Thalamotomy and thalamic stimulation have only a small role in current PD management because instrumentation of the Gpi and the STN provides better control of symptoms other than tremor.³⁴ Even patients whose primary complaint is tremor may be expected to progress and develop other symptoms of PD with time.

During the 1990s, most centers performed pallidotomies. Recently, many centers have switched to an almost complete reliance on subthalamic stimulation or pallidal stimulation. Pallidotomy is a proven and apparently durable treatment but involves creating a permanent lesion. If the lesion is incorrectly placed, it may result in little or no benefit and may cause adverse effects, such as visual field defects, though such complications are rare in experienced centers. Pallidotomy does have the advantage of being a single procedure. A well-placed lesion results in significant benefit; patients have no implanted hardware and do not need stimulator adjustments. The Gpi stimulation is relatively comparable with pallidotomy and may be used bilaterally.

Although the overall benefits of subthalamic stimulation appear to be comparable with those of pallidotomy or pallidal stimulation, the technique has become attractive for several theoretical reasons. One of the advantages is that STN stimulators can be placed bilaterally, at least in younger patients, whereas bilateral pallidotomy has not been widely used. The idea of using a reversible and adjustable stimulator is inherently appealing. The observation that patients with bilateral STN stimulators can reduce their medications is also appealing since the medications can cause adverse effects. An additional theoretical advantage of the technique is that it may reduce STN-mediated excitotoxic damage to dopaminergic neurons in the substantia nigra, an idea that has some support in animal studies.⁶¹ Although not yet demonstrated in humans, this theory suggests that treating younger patients with subthalamic stimulation may slow disease progression. Subthalamic nucleus DBS has its own disadvantages. The surgery is more complex and patients need frequent stimulator adjustments afterward. In addition, there are risks associated with implanted hardware such as migration, malfunction, breakage, and infection along with the necessity of changing batteries every few years. A final consideration is the added cost of the stimulator hardware.
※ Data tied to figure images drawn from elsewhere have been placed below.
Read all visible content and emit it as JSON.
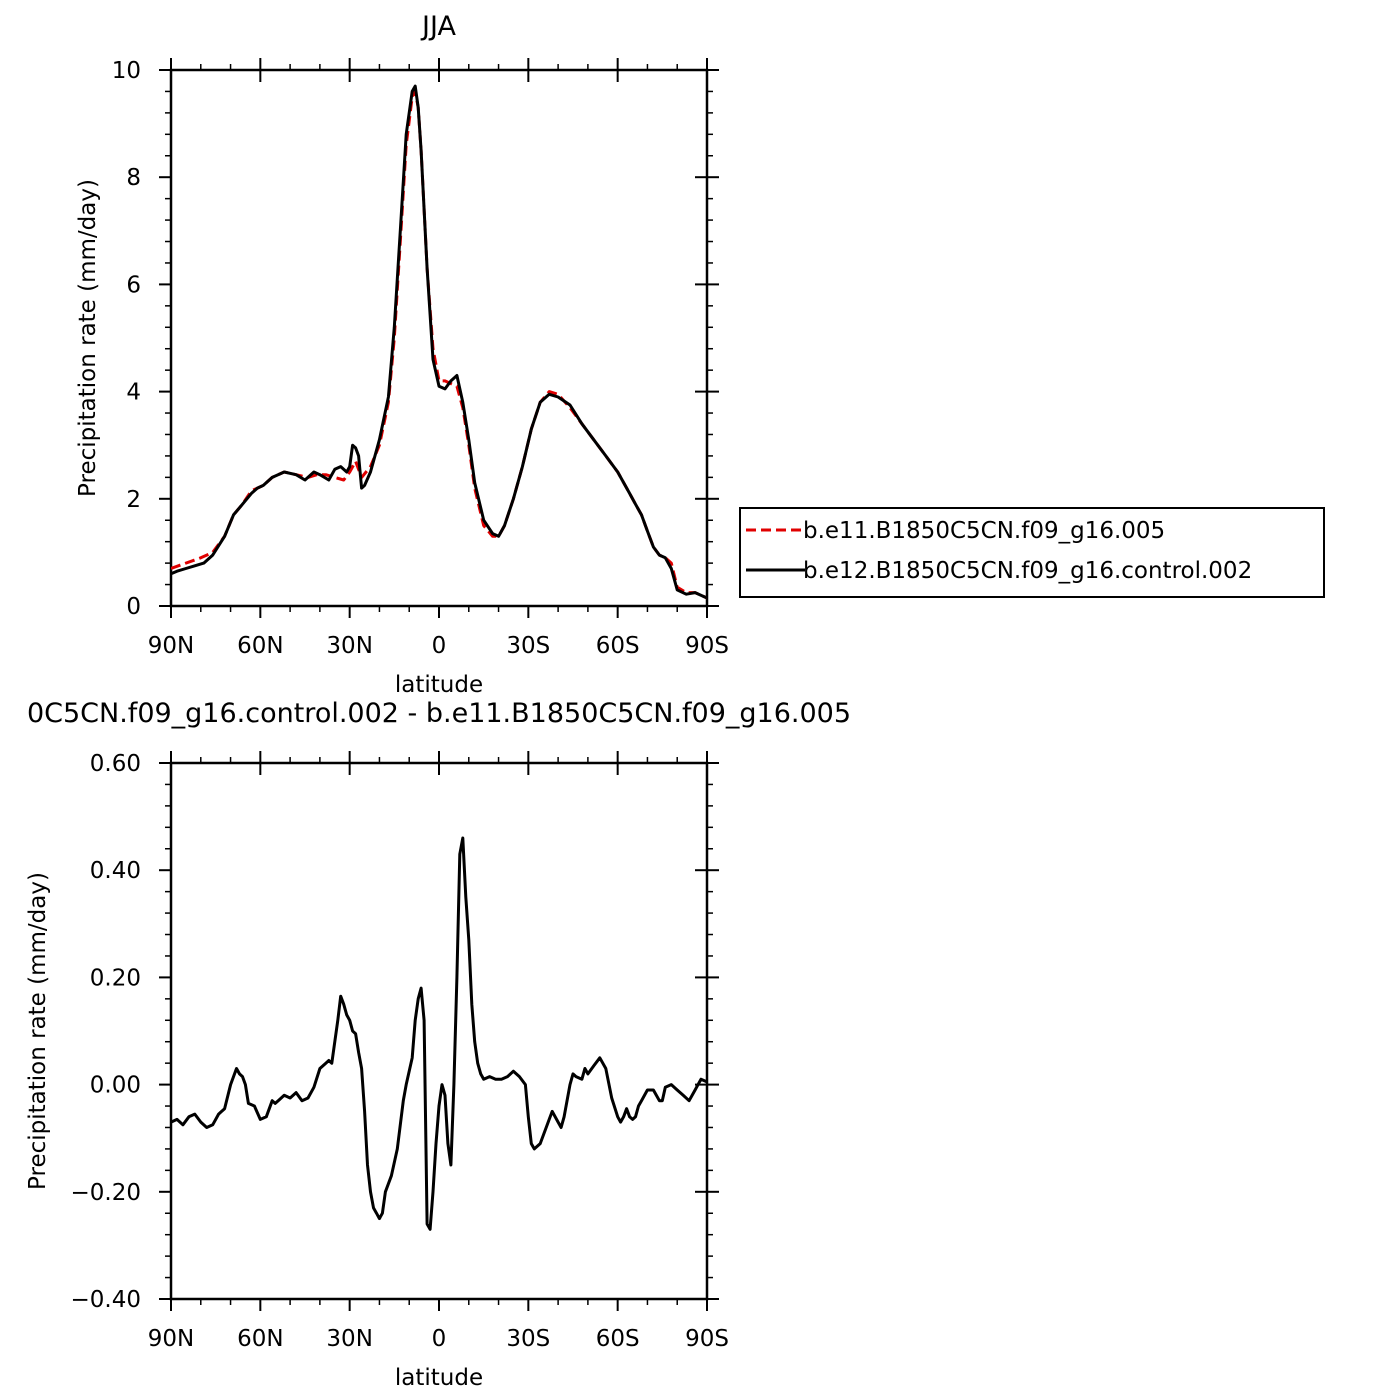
{
  "chart_data": [
    {
      "type": "line",
      "title": "JJA",
      "xlabel": "latitude",
      "ylabel": "Precipitation rate (mm/day)",
      "xlim": [
        -90,
        90
      ],
      "ylim": [
        0,
        10
      ],
      "x_ticks": [
        {
          "v": -90,
          "label": "90N"
        },
        {
          "v": -60,
          "label": "60N"
        },
        {
          "v": -30,
          "label": "30N"
        },
        {
          "v": 0,
          "label": "0"
        },
        {
          "v": 30,
          "label": "30S"
        },
        {
          "v": 60,
          "label": "60S"
        },
        {
          "v": 90,
          "label": "90S"
        }
      ],
      "y_ticks": [
        {
          "v": 0,
          "label": "0"
        },
        {
          "v": 2,
          "label": "2"
        },
        {
          "v": 4,
          "label": "4"
        },
        {
          "v": 6,
          "label": "6"
        },
        {
          "v": 8,
          "label": "8"
        },
        {
          "v": 10,
          "label": "10"
        }
      ],
      "legend_placement": "right",
      "series": [
        {
          "name": "b.e11.B1850C5CN.f09_g16.005",
          "color": "#e00000",
          "style": "dashed",
          "x": [
            -90,
            -85,
            -80,
            -76,
            -72,
            -69,
            -66,
            -63,
            -61,
            -59,
            -56,
            -52,
            -48,
            -44,
            -41,
            -38,
            -35,
            -32,
            -30,
            -28,
            -26,
            -23,
            -20,
            -17,
            -15,
            -13,
            -11,
            -9,
            -8,
            -7,
            -6,
            -4,
            -2,
            0,
            2,
            4,
            6,
            8,
            10,
            12,
            15,
            18,
            20,
            22,
            25,
            28,
            31,
            34,
            37,
            40,
            44,
            48,
            52,
            56,
            60,
            64,
            66,
            68,
            70,
            72,
            74,
            76,
            78,
            80,
            83,
            86,
            90
          ],
          "y": [
            0.7,
            0.8,
            0.9,
            1.0,
            1.3,
            1.7,
            1.9,
            2.15,
            2.2,
            2.25,
            2.4,
            2.5,
            2.45,
            2.4,
            2.45,
            2.45,
            2.4,
            2.35,
            2.5,
            2.7,
            2.4,
            2.6,
            3.0,
            3.8,
            5.0,
            6.8,
            8.6,
            9.5,
            9.6,
            9.3,
            8.5,
            6.3,
            4.8,
            4.2,
            4.2,
            4.15,
            4.1,
            3.7,
            3.0,
            2.2,
            1.5,
            1.3,
            1.3,
            1.5,
            2.0,
            2.6,
            3.3,
            3.8,
            4.0,
            3.95,
            3.7,
            3.4,
            3.1,
            2.8,
            2.5,
            2.1,
            1.9,
            1.7,
            1.4,
            1.1,
            0.95,
            0.9,
            0.8,
            0.35,
            0.25,
            0.25,
            0.15
          ]
        },
        {
          "name": "b.e12.B1850C5CN.f09_g16.control.002",
          "color": "#000000",
          "style": "solid",
          "x": [
            -90,
            -88,
            -85,
            -82,
            -79,
            -76,
            -72,
            -69,
            -66,
            -63,
            -61,
            -59,
            -56,
            -52,
            -48,
            -45,
            -42,
            -40,
            -37,
            -35,
            -33,
            -31,
            -30,
            -29,
            -28,
            -27,
            -26,
            -25,
            -23,
            -20,
            -17,
            -15,
            -13,
            -11,
            -9,
            -8,
            -7,
            -6,
            -4,
            -2,
            0,
            2,
            4,
            6,
            8,
            10,
            12,
            15,
            18,
            20,
            22,
            25,
            28,
            31,
            34,
            37,
            40,
            44,
            48,
            52,
            56,
            60,
            64,
            66,
            68,
            70,
            72,
            74,
            76,
            78,
            80,
            83,
            86,
            90
          ],
          "y": [
            0.6,
            0.65,
            0.7,
            0.75,
            0.8,
            0.95,
            1.3,
            1.7,
            1.9,
            2.1,
            2.2,
            2.25,
            2.4,
            2.5,
            2.45,
            2.35,
            2.5,
            2.45,
            2.35,
            2.55,
            2.6,
            2.5,
            2.6,
            3.0,
            2.95,
            2.8,
            2.2,
            2.25,
            2.5,
            3.1,
            3.9,
            5.2,
            7.0,
            8.8,
            9.6,
            9.7,
            9.3,
            8.5,
            6.3,
            4.6,
            4.1,
            4.05,
            4.2,
            4.3,
            3.8,
            3.1,
            2.3,
            1.6,
            1.35,
            1.3,
            1.5,
            2.0,
            2.6,
            3.3,
            3.8,
            3.95,
            3.9,
            3.75,
            3.4,
            3.1,
            2.8,
            2.5,
            2.1,
            1.9,
            1.7,
            1.4,
            1.1,
            0.95,
            0.9,
            0.7,
            0.3,
            0.22,
            0.25,
            0.15
          ]
        }
      ]
    },
    {
      "type": "line",
      "title": "0C5CN.f09_g16.control.002 - b.e11.B1850C5CN.f09_g16.005",
      "xlabel": "latitude",
      "ylabel": "Precipitation rate (mm/day)",
      "xlim": [
        -90,
        90
      ],
      "ylim": [
        -0.4,
        0.6
      ],
      "x_ticks": [
        {
          "v": -90,
          "label": "90N"
        },
        {
          "v": -60,
          "label": "60N"
        },
        {
          "v": -30,
          "label": "30N"
        },
        {
          "v": 0,
          "label": "0"
        },
        {
          "v": 30,
          "label": "30S"
        },
        {
          "v": 60,
          "label": "60S"
        },
        {
          "v": 90,
          "label": "90S"
        }
      ],
      "y_ticks": [
        {
          "v": -0.4,
          "label": "−0.40"
        },
        {
          "v": -0.2,
          "label": "−0.20"
        },
        {
          "v": 0.0,
          "label": "0.00"
        },
        {
          "v": 0.2,
          "label": "0.20"
        },
        {
          "v": 0.4,
          "label": "0.40"
        },
        {
          "v": 0.6,
          "label": "0.60"
        }
      ],
      "series": [
        {
          "color": "#000000",
          "style": "solid",
          "x": [
            -90,
            -88,
            -86,
            -84,
            -82,
            -80,
            -78,
            -76,
            -74,
            -73,
            -72,
            -70,
            -68,
            -67,
            -66,
            -65,
            -64,
            -62,
            -60,
            -58,
            -56,
            -55,
            -54,
            -52,
            -50,
            -48,
            -46,
            -44,
            -42,
            -40,
            -38,
            -37,
            -36,
            -35,
            -34,
            -33,
            -32,
            -31,
            -30,
            -29,
            -28,
            -27,
            -26,
            -25,
            -24,
            -23,
            -22,
            -21,
            -20,
            -19,
            -18,
            -16,
            -14,
            -12,
            -11,
            -10,
            -9,
            -8,
            -7,
            -6,
            -5,
            -4,
            -3,
            -2,
            -1,
            0,
            1,
            2,
            3,
            4,
            5,
            6,
            7,
            8,
            9,
            10,
            11,
            12,
            13,
            14,
            15,
            17,
            19,
            21,
            23,
            25,
            27,
            29,
            30,
            31,
            32,
            34,
            36,
            37,
            38,
            40,
            41,
            42,
            44,
            45,
            46,
            48,
            49,
            50,
            52,
            54,
            56,
            58,
            60,
            61,
            62,
            63,
            64,
            65,
            66,
            67,
            68,
            70,
            72,
            74,
            75,
            76,
            78,
            80,
            82,
            84,
            86,
            88,
            90
          ],
          "y": [
            -0.07,
            -0.065,
            -0.075,
            -0.06,
            -0.055,
            -0.07,
            -0.08,
            -0.075,
            -0.055,
            -0.05,
            -0.045,
            0.0,
            0.03,
            0.02,
            0.015,
            0.0,
            -0.035,
            -0.04,
            -0.065,
            -0.06,
            -0.03,
            -0.035,
            -0.03,
            -0.02,
            -0.025,
            -0.015,
            -0.03,
            -0.025,
            -0.005,
            0.03,
            0.04,
            0.045,
            0.04,
            0.08,
            0.12,
            0.165,
            0.15,
            0.13,
            0.12,
            0.1,
            0.095,
            0.06,
            0.03,
            -0.05,
            -0.15,
            -0.2,
            -0.23,
            -0.24,
            -0.25,
            -0.24,
            -0.2,
            -0.17,
            -0.12,
            -0.03,
            0.0,
            0.025,
            0.05,
            0.12,
            0.16,
            0.18,
            0.12,
            -0.26,
            -0.27,
            -0.2,
            -0.11,
            -0.04,
            0.0,
            -0.02,
            -0.11,
            -0.15,
            0.0,
            0.2,
            0.43,
            0.46,
            0.35,
            0.27,
            0.15,
            0.08,
            0.04,
            0.02,
            0.01,
            0.015,
            0.01,
            0.01,
            0.015,
            0.025,
            0.015,
            0.0,
            -0.06,
            -0.11,
            -0.12,
            -0.11,
            -0.08,
            -0.065,
            -0.05,
            -0.07,
            -0.08,
            -0.06,
            0.0,
            0.02,
            0.015,
            0.01,
            0.03,
            0.02,
            0.035,
            0.05,
            0.03,
            -0.025,
            -0.06,
            -0.07,
            -0.06,
            -0.045,
            -0.06,
            -0.065,
            -0.06,
            -0.04,
            -0.03,
            -0.01,
            -0.01,
            -0.03,
            -0.03,
            -0.005,
            0.0,
            -0.01,
            -0.02,
            -0.03,
            -0.01,
            0.01,
            0.005
          ]
        }
      ]
    }
  ]
}
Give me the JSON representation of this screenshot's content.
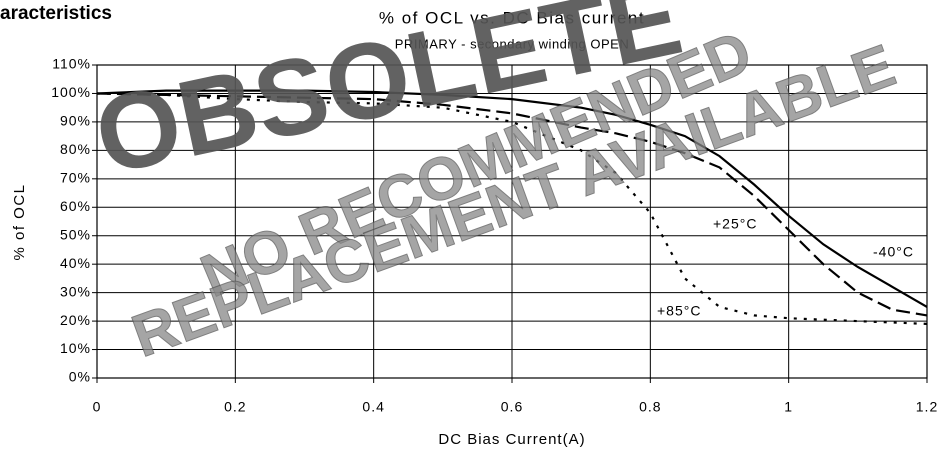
{
  "chart_data": {
    "type": "line",
    "heading": "aracteristics",
    "title": "% of OCL vs. DC Bias current",
    "subtitle": "PRIMARY - secondary winding OPEN",
    "xlabel": "DC Bias Current(A)",
    "ylabel": "% of OCL",
    "x": [
      0,
      0.1,
      0.2,
      0.3,
      0.4,
      0.5,
      0.6,
      0.7,
      0.75,
      0.8,
      0.85,
      0.9,
      0.95,
      1.0,
      1.05,
      1.1,
      1.15,
      1.2
    ],
    "series": [
      {
        "name": "-40°C",
        "color": "#000000",
        "dash": "solid",
        "values": [
          100,
          101,
          101,
          101,
          100.5,
          99.5,
          98,
          95,
          92.5,
          89,
          85,
          78,
          68,
          57,
          47,
          39,
          32,
          25
        ]
      },
      {
        "name": "+25°C",
        "color": "#000000",
        "dash": "dashed",
        "values": [
          100,
          99.5,
          99,
          98.5,
          98,
          96,
          93,
          88,
          86,
          83,
          79,
          74,
          64,
          52,
          40,
          30,
          24,
          22
        ]
      },
      {
        "name": "+85°C",
        "color": "#000000",
        "dash": "dotted",
        "values": [
          100,
          99.5,
          98,
          97,
          96.5,
          95,
          90,
          80,
          72,
          58,
          35,
          25,
          22,
          21,
          20.5,
          20,
          19.5,
          19
        ]
      }
    ],
    "xlim": [
      0,
      1.2
    ],
    "xticks": [
      0,
      0.2,
      0.4,
      0.6,
      0.8,
      1,
      1.2
    ],
    "ylim": [
      0,
      110
    ],
    "yticks": [
      {
        "value": 0,
        "label": "0%"
      },
      {
        "value": 10,
        "label": "10%"
      },
      {
        "value": 20,
        "label": "20%"
      },
      {
        "value": 30,
        "label": "30%"
      },
      {
        "value": 40,
        "label": "40%"
      },
      {
        "value": 50,
        "label": "50%"
      },
      {
        "value": 60,
        "label": "60%"
      },
      {
        "value": 70,
        "label": "70%"
      },
      {
        "value": 80,
        "label": "80%"
      },
      {
        "value": 90,
        "label": "90%"
      },
      {
        "value": 100,
        "label": "100%"
      },
      {
        "value": 110,
        "label": "110%"
      }
    ],
    "grid": true,
    "watermarks": [
      "OBSOLETE",
      "NO RECOMMENDED",
      "REPLACEMENT AVAILABLE"
    ]
  }
}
At present, it is difficult to unequivocally recommend one technique over the others. A number of factors must be considered including patient age, primary source of disability, and the patient's wishes. In general, pallidal stimulation might be preferable for patients who suffer from dyskinesia as the major source of disability and pallidotomy might be appropriate in cases where frequent stimulator adjustments are impractical. The STN stimulation may be more suitable for patients with significant disability off medications and in younger patients in whom it may be desirable to maintain intact circuitry so that newer treatments may be used as they become available.